National Academy Foundation


“Through our support for the NAF Academies, we’re trying to help schools bring more relevance and rigor to the teaching of math and technology so students get excited about these subjects and so they get the preparation they need to succeed."

-- Carolyn McCullen, Director of Education Initiatives, SAS

Program Type

Curriculum/Instructional Materials
Hands on/Project-Based
Work Readiness/Employment
College Readiness

Target Audience

All Students

Teachers/Educational Leaders




Grades 9 - 12

 Accomplished link

Program Impact

About 70,000 students, mostly from low-income households, attend NAF academies in 565 schools across 36 states. Ninety-six percent of NAF seniors graduated in 2013, and more than half of NAF graduates earn bachelor’s degrees in 4-years—compared with less than a third of high school graduates overall. Evaluations show that NAF graduates earn significantly more than similar students who graduate from other high schools. NAF aims to reach 100,000 students by 2020.


Program Overview

Leveraging 30 years of success, NAF academy programs are predominately based in comprehensive urban public high schools, where they prepare high school students for college and career success. NAF's sustainable and replicable model provides rigorous curricula, a continuum of work-based learning activities including compensated internships, and local advisory boards made up of business professionals in STEM and other fields.

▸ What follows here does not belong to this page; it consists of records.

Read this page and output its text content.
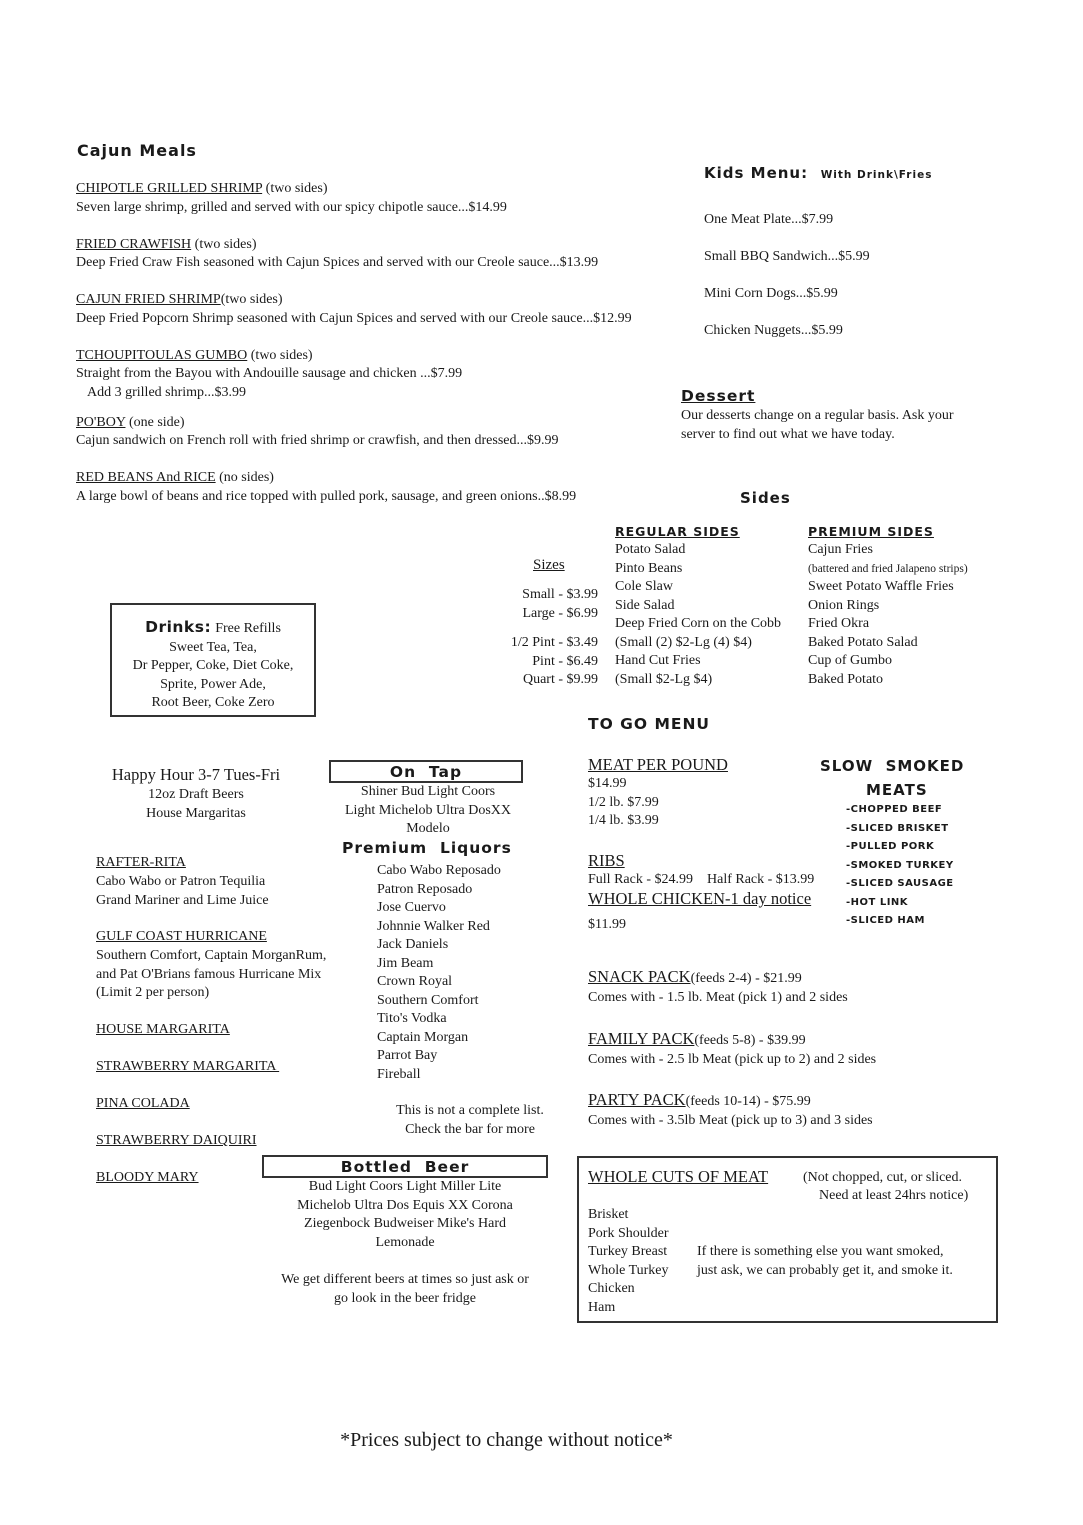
Cajun Meals
CHIPOTLE GRILLED SHRIMP (two sides)
Seven large shrimp, grilled and served with our spicy chipotle sauce...$14.99
FRIED CRAWFISH (two sides)
Deep Fried Craw Fish seasoned with Cajun Spices and served with our Creole sauce...$13.99
CAJUN FRIED SHRIMP(two sides)
Deep Fried Popcorn Shrimp seasoned with Cajun Spices and served with our Creole sauce...$12.99
TCHOUPITOULAS GUMBO (two sides)
Straight from the Bayou with Andouille sausage and chicken ...$7.99
Add 3 grilled shrimp...$3.99
PO'BOY (one side)
Cajun sandwich on French roll with fried shrimp or crawfish, and then dressed...$9.99
RED BEANS And RICE (no sides)
A large bowl of beans and rice topped with pulled pork, sausage, and green onions..$8.99
Kids Menu: With Drink\Fries
One Meat Plate...$7.99
Small BBQ Sandwich...$5.99
Mini Corn Dogs...$5.99
Chicken Nuggets...$5.99
Dessert
Our desserts change on a regular basis. Ask your
server to find out what we have today.
Sides
REGULAR SIDES	PREMIUM SIDES
Potato Salad
Pinto Beans
Cole Slaw
Side Salad
Deep Fried Corn on the Cobb
(Small (2) $2-Lg (4) $4)
Hand Cut Fries
(Small $2-Lg $4)
Cajun Fries
(battered and fried Jalapeno strips)
Sweet Potato Waffle Fries
Onion Rings
Fried Okra
Baked Potato Salad
Cup of Gumbo
Baked Potato
Sizes
Small - $3.99
Large - $6.99
1/2 Pint - $3.49
Pint - $6.49
Quart - $9.99
Drinks: Free Refills
Sweet Tea, Tea,
Dr Pepper, Coke, Diet Coke,
Sprite, Power Ade,
Root Beer, Coke Zero
TO GO MENU
MEAT PER POUND
$14.99
1/2 lb. $7.99
1/4 lb. $3.99
RIBS
Full Rack - $24.99    Half Rack - $13.99
WHOLE CHICKEN-1 day notice
$11.99
SNACK PACK(feeds 2-4) - $21.99
Comes with - 1.5 lb. Meat (pick 1) and 2 sides
FAMILY PACK(feeds 5-8) - $39.99
Comes with - 2.5 lb Meat (pick up to 2) and 2 sides
PARTY PACK(feeds 10-14) - $75.99
Comes with - 3.5lb Meat (pick up to 3) and 3 sides
SLOW  SMOKED
MEATS
-CHOPPED BEEF
-SLICED BRISKET
-PULLED PORK
-SMOKED TURKEY
-SLICED SAUSAGE
-HOT LINK
-SLICED HAM
Happy Hour 3-7 Tues-Fri
12oz Draft Beers
House Margaritas
On  Tap
Shiner Bud Light Coors
Light Michelob Ultra DosXX
Modelo
Premium  Liquors
Cabo Wabo Reposado
Patron Reposado
Jose Cuervo
Johnnie Walker Red
Jack Daniels
Jim Beam
Crown Royal
Southern Comfort
Tito's Vodka
Captain Morgan
Parrot Bay
Fireball
This is not a complete list.
Check the bar for more
RAFTER-RITA
Cabo Wabo or Patron Tequilia
Grand Mariner and Lime Juice
GULF COAST HURRICANE
Southern Comfort, Captain MorganRum,
and Pat O'Brians famous Hurricane Mix
(Limit 2 per person)
HOUSE MARGARITA
STRAWBERRY MARGARITA
PINA COLADA
STRAWBERRY DAIQUIRI
BLOODY MARY
Bottled  Beer
Bud Light Coors Light Miller Lite
Michelob Ultra Dos Equis XX Corona
Ziegenbock Budweiser Mike's Hard
Lemonade
We get different beers at times so just ask or
go look in the beer fridge
WHOLE CUTS OF MEAT (Not chopped, cut, or sliced.
Need at least 24hrs notice)
Brisket
Pork Shoulder
Turkey Breast
Whole Turkey
Chicken
Ham
If there is something else you want smoked,
just ask, we can probably get it, and smoke it.
*Prices subject to change without notice*
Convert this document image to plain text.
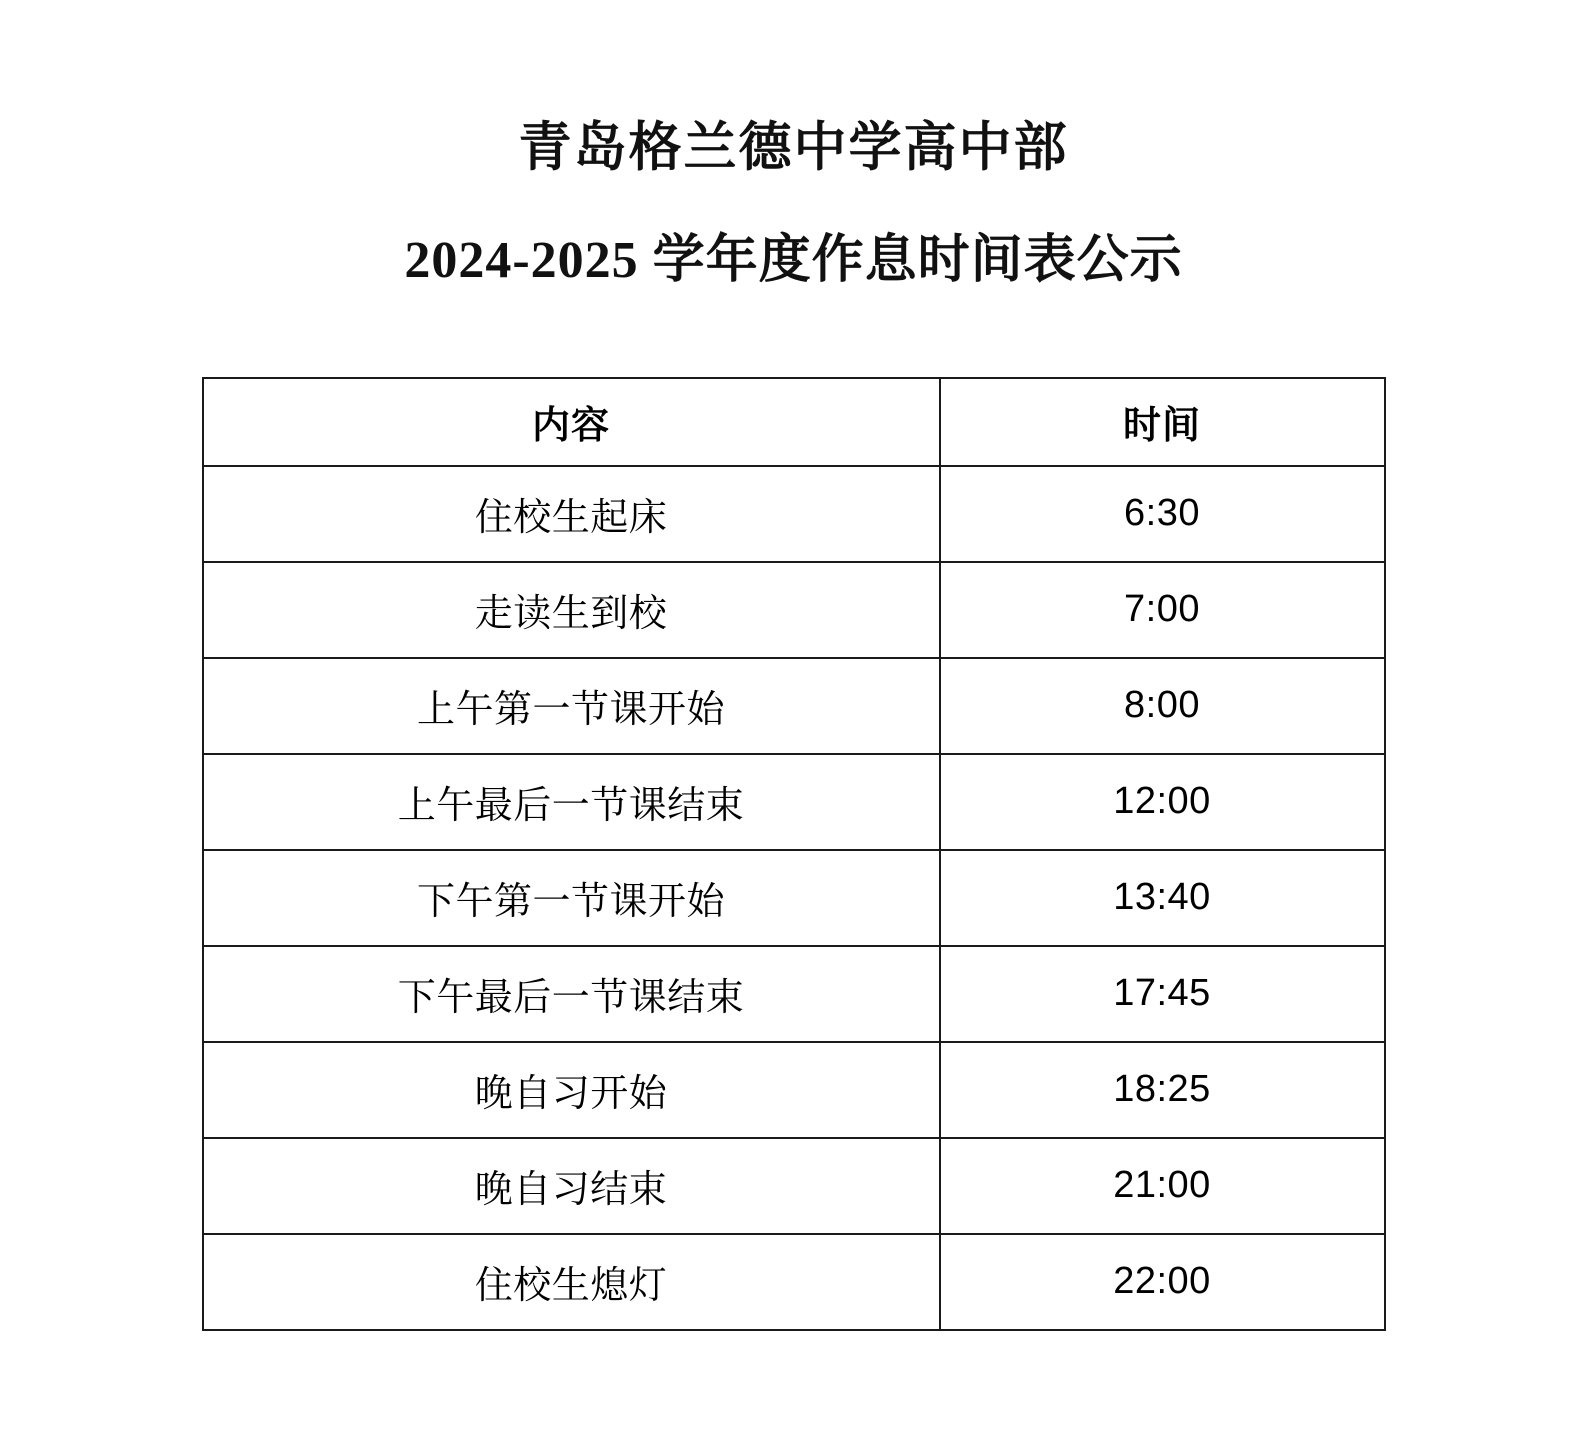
青岛格兰德中学高中部
2024-2025 学年度作息时间表公示
内容	时间
住校生起床	6:30
走读生到校	7:00
上午第一节课开始	8:00
上午最后一节课结束	12:00
下午第一节课开始	13:40
下午最后一节课结束	17:45
晚自习开始	18:25
晚自习结束	21:00
住校生熄灯	22:00
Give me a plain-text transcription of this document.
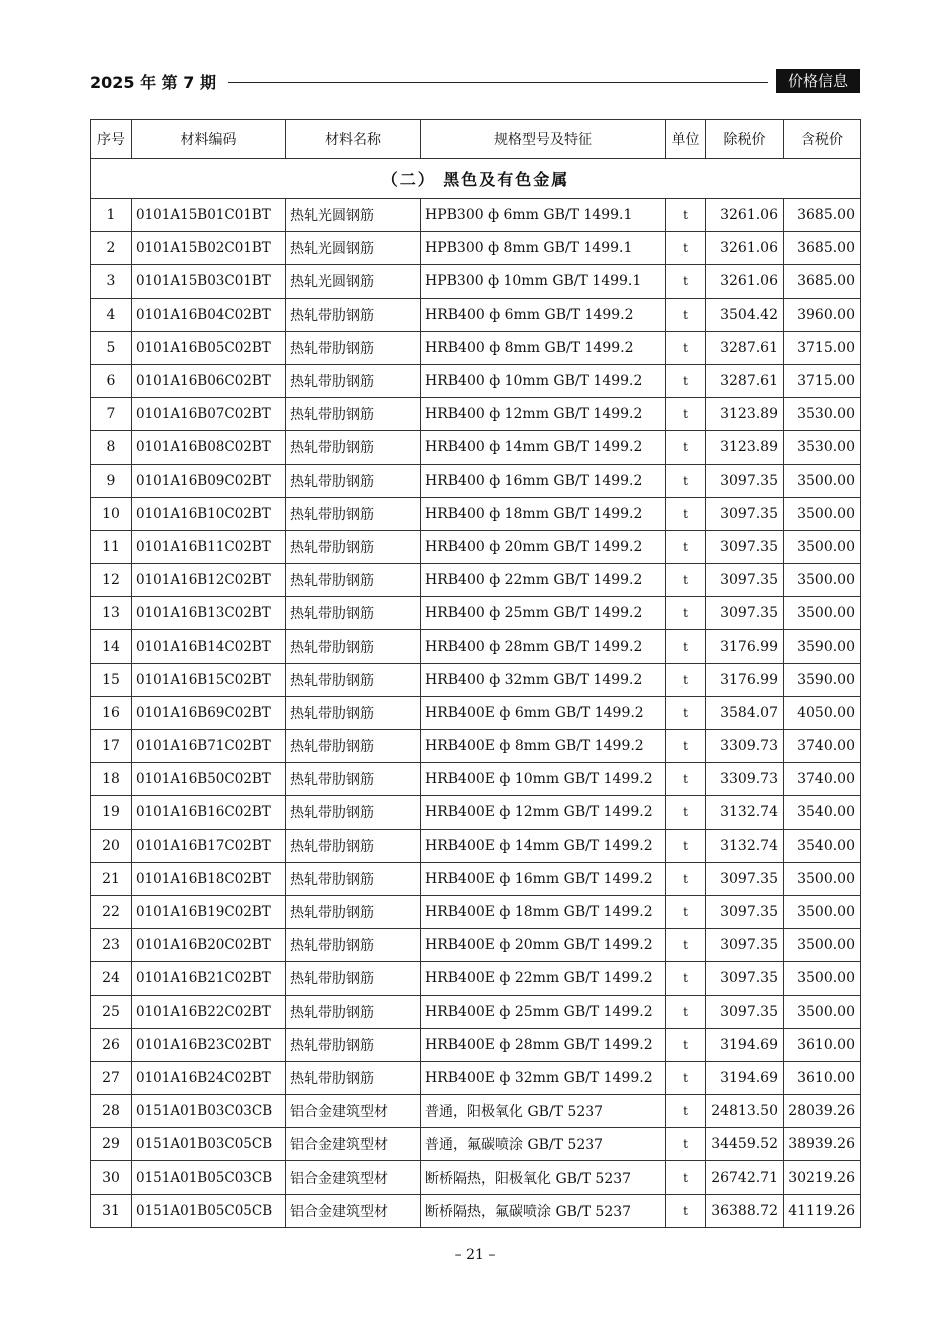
2025 年 第 7 期	价格信息
序号	材料编码	材料名称	规格型号及特征	单位	除税价	含税价
（二） 黑色及有色金属						
1	0101A15B01C01BT	热轧光圆钢筋	HPB300 ф 6mm GB/T 1499.1	t	3261.06	3685.00
2	0101A15B02C01BT	热轧光圆钢筋	HPB300 ф 8mm GB/T 1499.1	t	3261.06	3685.00
3	0101A15B03C01BT	热轧光圆钢筋	HPB300 ф 10mm GB/T 1499.1	t	3261.06	3685.00
4	0101A16B04C02BT	热轧带肋钢筋	HRB400 ф 6mm GB/T 1499.2	t	3504.42	3960.00
5	0101A16B05C02BT	热轧带肋钢筋	HRB400 ф 8mm GB/T 1499.2	t	3287.61	3715.00
6	0101A16B06C02BT	热轧带肋钢筋	HRB400 ф 10mm GB/T 1499.2	t	3287.61	3715.00
7	0101A16B07C02BT	热轧带肋钢筋	HRB400 ф 12mm GB/T 1499.2	t	3123.89	3530.00
8	0101A16B08C02BT	热轧带肋钢筋	HRB400 ф 14mm GB/T 1499.2	t	3123.89	3530.00
9	0101A16B09C02BT	热轧带肋钢筋	HRB400 ф 16mm GB/T 1499.2	t	3097.35	3500.00
10	0101A16B10C02BT	热轧带肋钢筋	HRB400 ф 18mm GB/T 1499.2	t	3097.35	3500.00
11	0101A16B11C02BT	热轧带肋钢筋	HRB400 ф 20mm GB/T 1499.2	t	3097.35	3500.00
12	0101A16B12C02BT	热轧带肋钢筋	HRB400 ф 22mm GB/T 1499.2	t	3097.35	3500.00
13	0101A16B13C02BT	热轧带肋钢筋	HRB400 ф 25mm GB/T 1499.2	t	3097.35	3500.00
14	0101A16B14C02BT	热轧带肋钢筋	HRB400 ф 28mm GB/T 1499.2	t	3176.99	3590.00
15	0101A16B15C02BT	热轧带肋钢筋	HRB400 ф 32mm GB/T 1499.2	t	3176.99	3590.00
16	0101A16B69C02BT	热轧带肋钢筋	HRB400E ф 6mm GB/T 1499.2	t	3584.07	4050.00
17	0101A16B71C02BT	热轧带肋钢筋	HRB400E ф 8mm GB/T 1499.2	t	3309.73	3740.00
18	0101A16B50C02BT	热轧带肋钢筋	HRB400E ф 10mm GB/T 1499.2	t	3309.73	3740.00
19	0101A16B16C02BT	热轧带肋钢筋	HRB400E ф 12mm GB/T 1499.2	t	3132.74	3540.00
20	0101A16B17C02BT	热轧带肋钢筋	HRB400E ф 14mm GB/T 1499.2	t	3132.74	3540.00
21	0101A16B18C02BT	热轧带肋钢筋	HRB400E ф 16mm GB/T 1499.2	t	3097.35	3500.00
22	0101A16B19C02BT	热轧带肋钢筋	HRB400E ф 18mm GB/T 1499.2	t	3097.35	3500.00
23	0101A16B20C02BT	热轧带肋钢筋	HRB400E ф 20mm GB/T 1499.2	t	3097.35	3500.00
24	0101A16B21C02BT	热轧带肋钢筋	HRB400E ф 22mm GB/T 1499.2	t	3097.35	3500.00
25	0101A16B22C02BT	热轧带肋钢筋	HRB400E ф 25mm GB/T 1499.2	t	3097.35	3500.00
26	0101A16B23C02BT	热轧带肋钢筋	HRB400E ф 28mm GB/T 1499.2	t	3194.69	3610.00
27	0101A16B24C02BT	热轧带肋钢筋	HRB400E ф 32mm GB/T 1499.2	t	3194.69	3610.00
28	0151A01B03C03CB	铝合金建筑型材	普通，阳极氧化 GB/T 5237	t	24813.50	28039.26
29	0151A01B03C05CB	铝合金建筑型材	普通，氟碳喷涂 GB/T 5237	t	34459.52	38939.26
30	0151A01B05C03CB	铝合金建筑型材	断桥隔热，阳极氧化 GB/T 5237	t	26742.71	30219.26
31	0151A01B05C05CB	铝合金建筑型材	断桥隔热，氟碳喷涂 GB/T 5237	t	36388.72	41119.26
– 21 –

The mission of the National Academy Foundation (NAF) is to sustain a national network of career academies to support the development of America's youth. NAF was started in 1982 in response to the need for skilled, entry-level workers in the financial services industry. The results for the original 35 Academy of Finance (AOF) students suggested that a career-based, small learning community model located inside a comprehensive public high school was a powerful strategy to improve high school student performance and results. 

Over the years, NAF added four additional industry themes; Hospitality & Tourism (1986), IT (1999), Engineering (2007) and most recently, Health Sciences (2011). Each industry theme addresses a growing national concern over high school graduation rates, particularly in America's urban centers, the country's worldwide position in science and math, and the dearth of qualified entry level workers in STEM fields.

How To Get Involved

Employees of more than 2,500 companies volunteer in classrooms, act as mentors, engage NAF students in paid internships, and serve on local advisory boards.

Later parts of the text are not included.